Dans cette section, nous nous concentrerons sur les différentes techniques à utiliser lors de randonnées en haute altitude. Ces techniques jouent un rôle essentiel dans la prévention du mal des montagnes. Voici quelques conseils pour la randonnée en haute altitude :
- En général, le surmenage est la principale cause de problèmes en haute altitude, et peut également être à l’origine du mal aigu des montagnes. De plus, la déshydratation est plus rapide, ce qui peut engendrer des problèmes. Votre objectif est de progresser régulièrement sans vous surmener.
- Comme expliqué dans notre article « Rythme et allure en randonnée » , un rythme de marche régulier et régulier est un bon moyen d’éviter le surmenage. C’est particulièrement vrai en altitude. Essayez de maintenir votre rythme en permanence et d’éviter les pics d’effort.
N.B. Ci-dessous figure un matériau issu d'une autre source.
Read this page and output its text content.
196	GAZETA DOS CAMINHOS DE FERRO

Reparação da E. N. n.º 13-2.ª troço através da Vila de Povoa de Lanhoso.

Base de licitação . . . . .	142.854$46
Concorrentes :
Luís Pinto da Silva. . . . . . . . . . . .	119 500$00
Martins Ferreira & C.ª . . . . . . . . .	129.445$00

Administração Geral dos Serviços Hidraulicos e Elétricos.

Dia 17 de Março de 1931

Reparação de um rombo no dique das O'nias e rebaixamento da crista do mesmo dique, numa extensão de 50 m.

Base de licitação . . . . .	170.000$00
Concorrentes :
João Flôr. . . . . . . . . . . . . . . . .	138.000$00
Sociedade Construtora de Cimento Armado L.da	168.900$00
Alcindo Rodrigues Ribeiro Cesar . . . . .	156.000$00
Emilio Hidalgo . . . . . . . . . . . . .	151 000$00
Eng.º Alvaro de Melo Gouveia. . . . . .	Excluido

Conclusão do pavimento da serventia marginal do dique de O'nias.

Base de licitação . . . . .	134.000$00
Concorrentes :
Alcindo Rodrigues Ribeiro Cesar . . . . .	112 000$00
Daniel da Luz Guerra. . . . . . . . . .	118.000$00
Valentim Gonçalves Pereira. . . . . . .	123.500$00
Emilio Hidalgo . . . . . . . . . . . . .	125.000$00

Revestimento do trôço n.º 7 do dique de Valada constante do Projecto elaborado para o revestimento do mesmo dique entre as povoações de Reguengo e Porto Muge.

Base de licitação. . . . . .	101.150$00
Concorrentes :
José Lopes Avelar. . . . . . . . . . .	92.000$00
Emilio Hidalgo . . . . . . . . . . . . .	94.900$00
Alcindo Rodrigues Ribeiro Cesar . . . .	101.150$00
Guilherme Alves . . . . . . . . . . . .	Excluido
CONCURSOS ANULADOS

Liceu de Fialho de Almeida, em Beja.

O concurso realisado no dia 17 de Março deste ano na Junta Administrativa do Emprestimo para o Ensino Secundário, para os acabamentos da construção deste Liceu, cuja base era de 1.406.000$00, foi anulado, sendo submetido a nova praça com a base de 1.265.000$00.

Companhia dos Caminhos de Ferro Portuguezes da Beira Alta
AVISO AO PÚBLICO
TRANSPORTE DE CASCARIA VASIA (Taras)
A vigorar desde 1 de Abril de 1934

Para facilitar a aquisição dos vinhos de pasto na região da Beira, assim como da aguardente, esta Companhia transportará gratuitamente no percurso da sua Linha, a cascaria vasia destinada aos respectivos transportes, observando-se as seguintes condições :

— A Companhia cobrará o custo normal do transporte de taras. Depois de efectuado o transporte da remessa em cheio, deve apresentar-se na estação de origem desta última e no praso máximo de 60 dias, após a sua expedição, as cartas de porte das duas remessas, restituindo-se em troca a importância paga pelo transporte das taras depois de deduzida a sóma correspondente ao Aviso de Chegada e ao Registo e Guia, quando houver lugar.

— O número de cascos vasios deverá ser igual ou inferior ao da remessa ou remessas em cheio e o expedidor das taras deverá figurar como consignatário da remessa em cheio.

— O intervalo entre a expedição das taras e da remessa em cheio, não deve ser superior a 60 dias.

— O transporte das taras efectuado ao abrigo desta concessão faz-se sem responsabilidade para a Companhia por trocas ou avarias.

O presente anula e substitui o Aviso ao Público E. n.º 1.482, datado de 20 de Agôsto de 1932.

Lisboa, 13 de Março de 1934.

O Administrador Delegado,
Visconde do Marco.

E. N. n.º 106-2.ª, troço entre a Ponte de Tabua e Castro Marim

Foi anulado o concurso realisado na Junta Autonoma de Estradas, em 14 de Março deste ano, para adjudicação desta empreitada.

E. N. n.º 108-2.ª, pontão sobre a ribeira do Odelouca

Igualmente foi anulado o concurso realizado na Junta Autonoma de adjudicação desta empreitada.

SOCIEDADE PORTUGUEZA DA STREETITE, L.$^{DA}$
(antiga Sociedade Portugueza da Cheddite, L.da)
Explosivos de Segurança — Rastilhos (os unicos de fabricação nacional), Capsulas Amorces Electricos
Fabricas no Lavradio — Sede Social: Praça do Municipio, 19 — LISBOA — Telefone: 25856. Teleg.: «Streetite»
- Comme expliqué dans notre article sur la vitesse de course , une allure rapide est une façon moins efficace de dépenser l’énergie. C’est particulièrement vrai en altitude. Marchez lentement et régulièrement. Faites des pas plus courts et essayez de réduire votre dépense énergétique. Maintenez une allure régulière et ajustez votre vitesse et votre cadence de course si vous vous sentez essoufflé ou si votre rythme cardiaque augmente.
- Ajustez votre respiration en prenant des respirations plus lentes et plus profondes. Des respirations plus profondes compensent la raréfaction de l’air. Essayez de synchroniser votre respiration avec votre rythme de course. Si vous êtes essoufflé, respirez plus vite, mais maintenez de profondes respirations. Surveillez également votre rythme cardiaque ; il ne doit pas s’accélérer. Adaptez votre allure si c’est le cas.
Comme mentionné précédemment, la randonnée en haute altitude vous expose à divers risques sanitaires et maladies liés à l’altitude. Privilégiez la sécurité et assurez-vous de bien comprendre les risques avant de partir.